承認された場合は原則返還不要ですが、虚偽・隠ぺいなどの不正が発覚した場合は返還のみならず、刑事罰の対象になることがあります。
4. 申請は1回きり
1事業者につき1回のみ申請が認められ、多店舗展開している場合も対象は1店舗のみです。
全国各地のテイクアウト・デリバリーの助成金制度/現在も申請を受付中
新型コロナウイルスが収束に近づいてきたとされる現在、多くの助成金制度は受付を締め切っていますが、現在も受け付けている自治体もあります。ここでは、現在も申請可能な自治体の補助金制度を3つ紹介します。
埼玉県越谷市の補助金制度
越谷市は、都と同様の目的で飲食店を経営する中小企業者を対象にテイクアウトやデリバリーの導入・改善などに取り組んだ場合、助成限度額10万円の補助金を交付しています。対象となる補助経費は2020年4月1日から9月30日に実施した取り組みであり、消費税および地方消費税に相当する額は対象外となります。
申請額には「税抜」の額を記載し、6月1日から10月31日までの受付期間中に申請する必要があります。また、郵送の場合は10月31日必着のため注意が必要です。
大阪府和泉市の補助金制度
次の全てに当てはまる場合、和泉市は1事業に1回限りで助成限度額5万円(補助対象経費の1/2以内)を交付しています。- 中小企業基本法の第2条第5項に定義されている小規模事業者
- 食品衛生法の第52条に規定する許可を得た飲食店事業者
- 和泉市内に本店がある法人または事業所を有する個人事業主
- 2020年4月7日以降にテイクアウトやデリバリーを新たに導入または開始する予定である者
- 市税を滞納していない者
- 各種関係法令を遵守すること
また、対象となる補助経費は、2020年4月7日から2021年2月28日に実施した取り組みにかかった費用です。申請は2020年6月1日から2021年2月28日(当日消印有効)の受付期間にする必要があります。
北海道夕張市の補助金制度
夕張市は、市内にメインの事業所を有し、テイクアウトやデリバリーを導入した飲食店を対象に、1回限りで助成限度額10万円(補助率10/10)の交付をしています。食品衛生法にもとづく営業許可を得ている飲食店が対象です。
2020年4月1日から2021年1月31日までに新型コロナウイルス感染予防対策のための取り組みにかかった経費が助成の対象になります。
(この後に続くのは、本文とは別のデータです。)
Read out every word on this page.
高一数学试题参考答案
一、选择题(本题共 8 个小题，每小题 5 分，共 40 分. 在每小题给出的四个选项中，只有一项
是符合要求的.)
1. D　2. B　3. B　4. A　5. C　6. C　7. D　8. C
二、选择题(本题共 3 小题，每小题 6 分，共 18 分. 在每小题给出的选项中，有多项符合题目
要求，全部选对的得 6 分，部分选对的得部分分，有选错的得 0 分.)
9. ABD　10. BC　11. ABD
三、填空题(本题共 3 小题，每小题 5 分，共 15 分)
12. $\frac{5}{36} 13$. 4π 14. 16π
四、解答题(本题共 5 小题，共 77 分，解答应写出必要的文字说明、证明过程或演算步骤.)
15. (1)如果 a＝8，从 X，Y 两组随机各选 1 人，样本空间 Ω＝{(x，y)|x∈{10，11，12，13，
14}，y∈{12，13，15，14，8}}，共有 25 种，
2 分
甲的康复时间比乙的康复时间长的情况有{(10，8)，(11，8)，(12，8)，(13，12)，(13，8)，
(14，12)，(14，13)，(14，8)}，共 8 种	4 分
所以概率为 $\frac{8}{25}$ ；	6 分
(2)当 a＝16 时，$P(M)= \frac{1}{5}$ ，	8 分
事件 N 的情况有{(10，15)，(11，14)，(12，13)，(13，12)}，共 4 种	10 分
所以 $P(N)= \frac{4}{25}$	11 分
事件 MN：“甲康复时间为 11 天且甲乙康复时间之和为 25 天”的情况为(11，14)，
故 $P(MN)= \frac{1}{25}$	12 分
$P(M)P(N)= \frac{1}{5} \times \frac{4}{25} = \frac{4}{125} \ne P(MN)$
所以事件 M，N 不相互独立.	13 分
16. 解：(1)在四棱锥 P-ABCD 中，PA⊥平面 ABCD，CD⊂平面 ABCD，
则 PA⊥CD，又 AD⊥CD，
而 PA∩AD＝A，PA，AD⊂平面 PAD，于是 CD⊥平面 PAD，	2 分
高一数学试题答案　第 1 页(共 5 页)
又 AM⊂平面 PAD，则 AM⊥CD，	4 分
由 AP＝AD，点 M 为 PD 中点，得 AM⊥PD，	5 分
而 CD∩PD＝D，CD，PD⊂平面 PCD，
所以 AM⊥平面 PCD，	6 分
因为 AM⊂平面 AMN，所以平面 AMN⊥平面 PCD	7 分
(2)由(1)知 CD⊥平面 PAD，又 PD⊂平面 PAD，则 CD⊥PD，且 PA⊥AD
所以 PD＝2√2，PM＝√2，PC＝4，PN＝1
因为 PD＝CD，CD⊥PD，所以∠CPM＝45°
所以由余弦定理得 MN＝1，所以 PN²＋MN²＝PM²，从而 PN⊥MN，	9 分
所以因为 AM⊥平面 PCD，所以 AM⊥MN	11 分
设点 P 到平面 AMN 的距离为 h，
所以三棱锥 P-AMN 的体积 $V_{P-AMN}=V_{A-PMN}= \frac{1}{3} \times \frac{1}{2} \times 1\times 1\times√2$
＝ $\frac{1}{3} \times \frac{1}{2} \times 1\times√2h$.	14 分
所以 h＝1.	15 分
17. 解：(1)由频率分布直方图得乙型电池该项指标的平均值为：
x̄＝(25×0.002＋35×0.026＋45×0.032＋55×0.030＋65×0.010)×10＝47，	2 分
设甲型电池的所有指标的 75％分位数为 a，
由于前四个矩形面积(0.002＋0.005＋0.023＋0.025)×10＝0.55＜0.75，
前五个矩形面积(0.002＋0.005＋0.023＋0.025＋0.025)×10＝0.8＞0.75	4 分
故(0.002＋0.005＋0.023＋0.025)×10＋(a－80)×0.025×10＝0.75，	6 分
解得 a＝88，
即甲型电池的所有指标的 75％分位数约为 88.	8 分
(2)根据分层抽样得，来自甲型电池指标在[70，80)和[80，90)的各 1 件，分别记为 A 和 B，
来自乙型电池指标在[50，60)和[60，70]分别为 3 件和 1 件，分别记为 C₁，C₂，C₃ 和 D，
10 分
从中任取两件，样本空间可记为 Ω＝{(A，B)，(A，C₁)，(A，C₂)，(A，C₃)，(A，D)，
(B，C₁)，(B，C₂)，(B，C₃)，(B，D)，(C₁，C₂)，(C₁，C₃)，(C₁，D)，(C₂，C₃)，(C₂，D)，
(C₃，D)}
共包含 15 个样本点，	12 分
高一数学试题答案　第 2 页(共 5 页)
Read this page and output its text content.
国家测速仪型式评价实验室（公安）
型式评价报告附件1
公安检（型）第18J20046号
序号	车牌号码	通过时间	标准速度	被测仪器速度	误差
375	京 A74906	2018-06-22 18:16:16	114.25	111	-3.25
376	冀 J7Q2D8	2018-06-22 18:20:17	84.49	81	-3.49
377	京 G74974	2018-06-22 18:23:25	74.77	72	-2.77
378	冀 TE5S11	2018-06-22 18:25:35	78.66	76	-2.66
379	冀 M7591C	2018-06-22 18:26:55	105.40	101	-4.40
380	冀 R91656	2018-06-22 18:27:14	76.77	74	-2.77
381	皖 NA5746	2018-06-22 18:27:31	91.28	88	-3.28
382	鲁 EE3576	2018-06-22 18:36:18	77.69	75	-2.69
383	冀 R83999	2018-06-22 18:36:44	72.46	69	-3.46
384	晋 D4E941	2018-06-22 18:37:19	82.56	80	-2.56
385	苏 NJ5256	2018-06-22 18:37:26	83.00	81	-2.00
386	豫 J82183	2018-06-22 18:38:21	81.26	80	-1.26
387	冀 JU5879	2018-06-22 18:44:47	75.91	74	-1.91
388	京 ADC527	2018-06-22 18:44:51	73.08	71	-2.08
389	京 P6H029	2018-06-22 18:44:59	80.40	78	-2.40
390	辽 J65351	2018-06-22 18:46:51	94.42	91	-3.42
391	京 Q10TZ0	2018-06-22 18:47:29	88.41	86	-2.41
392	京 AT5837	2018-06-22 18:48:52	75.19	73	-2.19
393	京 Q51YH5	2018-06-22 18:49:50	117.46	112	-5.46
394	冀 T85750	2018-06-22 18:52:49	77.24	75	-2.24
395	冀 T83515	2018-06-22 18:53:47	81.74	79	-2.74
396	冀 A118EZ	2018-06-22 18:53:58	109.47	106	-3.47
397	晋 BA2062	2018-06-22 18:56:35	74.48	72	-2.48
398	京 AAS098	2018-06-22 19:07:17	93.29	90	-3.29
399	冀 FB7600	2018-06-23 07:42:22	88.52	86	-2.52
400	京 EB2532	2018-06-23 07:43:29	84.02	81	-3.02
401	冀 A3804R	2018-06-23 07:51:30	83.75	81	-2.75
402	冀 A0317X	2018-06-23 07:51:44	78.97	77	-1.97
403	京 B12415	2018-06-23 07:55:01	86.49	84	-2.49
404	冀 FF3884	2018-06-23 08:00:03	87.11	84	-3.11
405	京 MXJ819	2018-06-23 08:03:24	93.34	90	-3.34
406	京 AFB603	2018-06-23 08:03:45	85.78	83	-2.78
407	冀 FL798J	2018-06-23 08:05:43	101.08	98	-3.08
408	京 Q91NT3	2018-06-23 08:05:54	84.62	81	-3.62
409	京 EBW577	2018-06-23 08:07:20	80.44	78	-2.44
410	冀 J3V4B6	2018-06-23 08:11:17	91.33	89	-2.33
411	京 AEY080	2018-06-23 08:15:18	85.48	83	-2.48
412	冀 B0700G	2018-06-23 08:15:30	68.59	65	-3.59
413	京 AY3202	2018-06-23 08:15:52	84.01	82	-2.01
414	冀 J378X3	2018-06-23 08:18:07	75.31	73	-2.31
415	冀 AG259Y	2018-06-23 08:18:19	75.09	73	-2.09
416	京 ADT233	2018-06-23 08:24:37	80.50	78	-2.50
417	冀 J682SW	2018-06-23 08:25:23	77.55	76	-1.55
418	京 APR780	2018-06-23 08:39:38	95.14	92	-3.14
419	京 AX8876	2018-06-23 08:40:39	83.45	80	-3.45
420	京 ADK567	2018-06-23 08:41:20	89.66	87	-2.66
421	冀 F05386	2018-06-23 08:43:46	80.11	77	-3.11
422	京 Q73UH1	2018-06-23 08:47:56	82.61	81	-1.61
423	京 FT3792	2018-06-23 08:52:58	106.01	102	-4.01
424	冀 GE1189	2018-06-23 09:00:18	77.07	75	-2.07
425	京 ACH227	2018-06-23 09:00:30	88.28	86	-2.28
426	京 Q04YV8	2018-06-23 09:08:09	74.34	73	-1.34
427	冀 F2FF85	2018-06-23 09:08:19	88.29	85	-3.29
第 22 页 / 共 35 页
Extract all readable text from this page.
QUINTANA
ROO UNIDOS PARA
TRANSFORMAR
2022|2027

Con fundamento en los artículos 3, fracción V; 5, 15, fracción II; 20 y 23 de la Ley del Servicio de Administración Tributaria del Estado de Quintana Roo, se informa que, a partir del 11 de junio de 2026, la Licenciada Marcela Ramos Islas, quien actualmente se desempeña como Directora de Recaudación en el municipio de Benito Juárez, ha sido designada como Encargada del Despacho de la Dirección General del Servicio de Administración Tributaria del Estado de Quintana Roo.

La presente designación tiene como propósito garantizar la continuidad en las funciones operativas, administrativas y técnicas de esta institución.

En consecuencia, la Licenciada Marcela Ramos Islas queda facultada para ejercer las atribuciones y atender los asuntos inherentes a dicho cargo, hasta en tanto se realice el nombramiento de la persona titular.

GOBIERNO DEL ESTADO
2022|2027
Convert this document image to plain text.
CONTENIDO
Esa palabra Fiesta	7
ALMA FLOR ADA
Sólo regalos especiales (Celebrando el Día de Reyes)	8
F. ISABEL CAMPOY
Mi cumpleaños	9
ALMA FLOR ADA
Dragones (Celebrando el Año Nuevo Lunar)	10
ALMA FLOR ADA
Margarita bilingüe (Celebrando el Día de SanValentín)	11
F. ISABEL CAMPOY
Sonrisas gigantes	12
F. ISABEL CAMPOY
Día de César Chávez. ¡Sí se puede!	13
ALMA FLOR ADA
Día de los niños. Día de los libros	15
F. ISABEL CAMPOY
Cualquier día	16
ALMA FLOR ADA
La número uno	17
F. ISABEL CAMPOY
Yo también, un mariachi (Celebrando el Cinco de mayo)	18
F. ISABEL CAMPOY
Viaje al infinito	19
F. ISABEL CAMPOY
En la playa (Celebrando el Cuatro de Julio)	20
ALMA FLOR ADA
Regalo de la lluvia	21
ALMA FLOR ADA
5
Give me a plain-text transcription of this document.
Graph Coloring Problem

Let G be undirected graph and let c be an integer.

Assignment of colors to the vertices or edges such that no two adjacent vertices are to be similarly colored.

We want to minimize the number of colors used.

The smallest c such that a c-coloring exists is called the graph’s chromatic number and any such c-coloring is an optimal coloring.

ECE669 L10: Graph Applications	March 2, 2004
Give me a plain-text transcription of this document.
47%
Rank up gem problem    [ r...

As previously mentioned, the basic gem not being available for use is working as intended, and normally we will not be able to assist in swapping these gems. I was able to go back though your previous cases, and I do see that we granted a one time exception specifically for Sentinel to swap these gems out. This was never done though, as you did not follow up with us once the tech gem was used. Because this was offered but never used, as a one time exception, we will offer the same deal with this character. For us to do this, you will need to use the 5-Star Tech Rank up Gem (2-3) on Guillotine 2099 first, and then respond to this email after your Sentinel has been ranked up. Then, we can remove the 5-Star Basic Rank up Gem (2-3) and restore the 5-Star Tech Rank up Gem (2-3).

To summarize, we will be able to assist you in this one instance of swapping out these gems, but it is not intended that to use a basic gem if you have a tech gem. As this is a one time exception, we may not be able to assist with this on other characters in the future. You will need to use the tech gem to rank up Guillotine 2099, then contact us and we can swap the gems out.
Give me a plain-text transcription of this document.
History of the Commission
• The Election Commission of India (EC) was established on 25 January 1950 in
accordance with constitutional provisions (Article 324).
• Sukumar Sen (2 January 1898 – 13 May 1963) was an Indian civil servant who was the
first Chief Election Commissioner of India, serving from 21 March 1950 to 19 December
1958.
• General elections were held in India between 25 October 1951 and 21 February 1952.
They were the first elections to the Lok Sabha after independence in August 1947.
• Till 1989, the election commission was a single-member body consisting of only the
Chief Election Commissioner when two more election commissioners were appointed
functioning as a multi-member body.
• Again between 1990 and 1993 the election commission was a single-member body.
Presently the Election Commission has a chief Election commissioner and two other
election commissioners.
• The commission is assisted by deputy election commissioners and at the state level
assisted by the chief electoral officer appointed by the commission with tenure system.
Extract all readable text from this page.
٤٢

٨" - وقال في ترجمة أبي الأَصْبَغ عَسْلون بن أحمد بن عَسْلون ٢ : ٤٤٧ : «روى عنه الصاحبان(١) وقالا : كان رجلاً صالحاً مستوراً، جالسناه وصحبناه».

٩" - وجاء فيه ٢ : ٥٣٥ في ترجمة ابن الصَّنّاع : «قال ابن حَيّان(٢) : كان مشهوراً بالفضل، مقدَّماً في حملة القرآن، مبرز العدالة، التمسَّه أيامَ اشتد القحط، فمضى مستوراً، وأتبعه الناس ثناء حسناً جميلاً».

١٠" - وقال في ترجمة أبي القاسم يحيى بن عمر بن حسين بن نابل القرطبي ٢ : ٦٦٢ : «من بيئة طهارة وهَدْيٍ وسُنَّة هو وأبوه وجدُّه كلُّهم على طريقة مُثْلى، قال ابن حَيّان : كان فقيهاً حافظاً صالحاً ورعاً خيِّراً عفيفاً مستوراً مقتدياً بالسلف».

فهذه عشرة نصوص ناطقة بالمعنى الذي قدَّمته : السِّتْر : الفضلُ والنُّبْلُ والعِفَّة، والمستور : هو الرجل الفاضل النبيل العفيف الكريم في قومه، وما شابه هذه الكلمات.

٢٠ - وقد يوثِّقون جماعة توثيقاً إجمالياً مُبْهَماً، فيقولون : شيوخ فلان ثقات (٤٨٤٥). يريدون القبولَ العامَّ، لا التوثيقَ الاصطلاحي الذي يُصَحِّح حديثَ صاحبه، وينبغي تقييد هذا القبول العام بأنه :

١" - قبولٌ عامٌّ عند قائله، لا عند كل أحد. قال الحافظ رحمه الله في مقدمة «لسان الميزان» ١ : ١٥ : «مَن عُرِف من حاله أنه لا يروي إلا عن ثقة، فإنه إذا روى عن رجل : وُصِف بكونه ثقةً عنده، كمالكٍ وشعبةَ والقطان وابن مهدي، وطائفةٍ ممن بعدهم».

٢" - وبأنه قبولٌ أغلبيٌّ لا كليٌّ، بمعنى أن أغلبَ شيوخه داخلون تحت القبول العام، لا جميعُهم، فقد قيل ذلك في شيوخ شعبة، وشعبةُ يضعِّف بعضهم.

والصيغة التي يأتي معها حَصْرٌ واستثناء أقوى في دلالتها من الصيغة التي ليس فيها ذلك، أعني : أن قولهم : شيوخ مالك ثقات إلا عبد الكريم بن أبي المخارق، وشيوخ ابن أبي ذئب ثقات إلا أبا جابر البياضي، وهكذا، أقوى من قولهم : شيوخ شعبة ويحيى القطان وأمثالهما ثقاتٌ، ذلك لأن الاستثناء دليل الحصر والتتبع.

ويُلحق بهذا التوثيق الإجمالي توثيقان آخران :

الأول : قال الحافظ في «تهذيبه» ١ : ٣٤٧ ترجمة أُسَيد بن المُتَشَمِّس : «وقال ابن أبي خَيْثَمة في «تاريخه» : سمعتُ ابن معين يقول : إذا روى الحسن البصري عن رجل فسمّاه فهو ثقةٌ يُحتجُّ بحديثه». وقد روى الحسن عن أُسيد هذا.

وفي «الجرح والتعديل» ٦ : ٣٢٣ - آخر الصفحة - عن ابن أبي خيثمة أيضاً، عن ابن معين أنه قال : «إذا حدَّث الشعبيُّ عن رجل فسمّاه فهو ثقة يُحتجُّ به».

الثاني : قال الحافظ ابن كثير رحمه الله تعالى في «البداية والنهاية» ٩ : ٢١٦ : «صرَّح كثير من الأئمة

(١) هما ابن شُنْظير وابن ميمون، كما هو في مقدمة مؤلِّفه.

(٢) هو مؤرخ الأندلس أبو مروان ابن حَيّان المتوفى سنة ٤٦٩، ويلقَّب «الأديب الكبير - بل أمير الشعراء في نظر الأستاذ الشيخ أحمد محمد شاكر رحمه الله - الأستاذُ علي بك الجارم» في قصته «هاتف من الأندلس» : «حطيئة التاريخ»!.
また、申請額に「税抜」の額を記載して2020年6月22日から2021年2月28日の受付期間内に申請する必要があります。
助成金制度をうまく利用して事業継続
ここまで、新型コロナウイルスの感染予防対策のためにテイクアウトやデリバリーを導入した飲食店を対象に、国や自治体単位で助成金制度が用意されていることや、その申請方法・注意点を紹介しました。
本記事で紹介した助成金制度は2020年4月1日以降の取り組みが対象であり、1事業につき1回しか申請ができないなど細かく条件が決まっています。特にカテゴリーによって対象外になるなど厳しい条件が設けられています。
これから助成金制度に申請する場合は、応募条件や手続きの詳細・注意点を調べておくなど落ち着いて準備するのが大事です。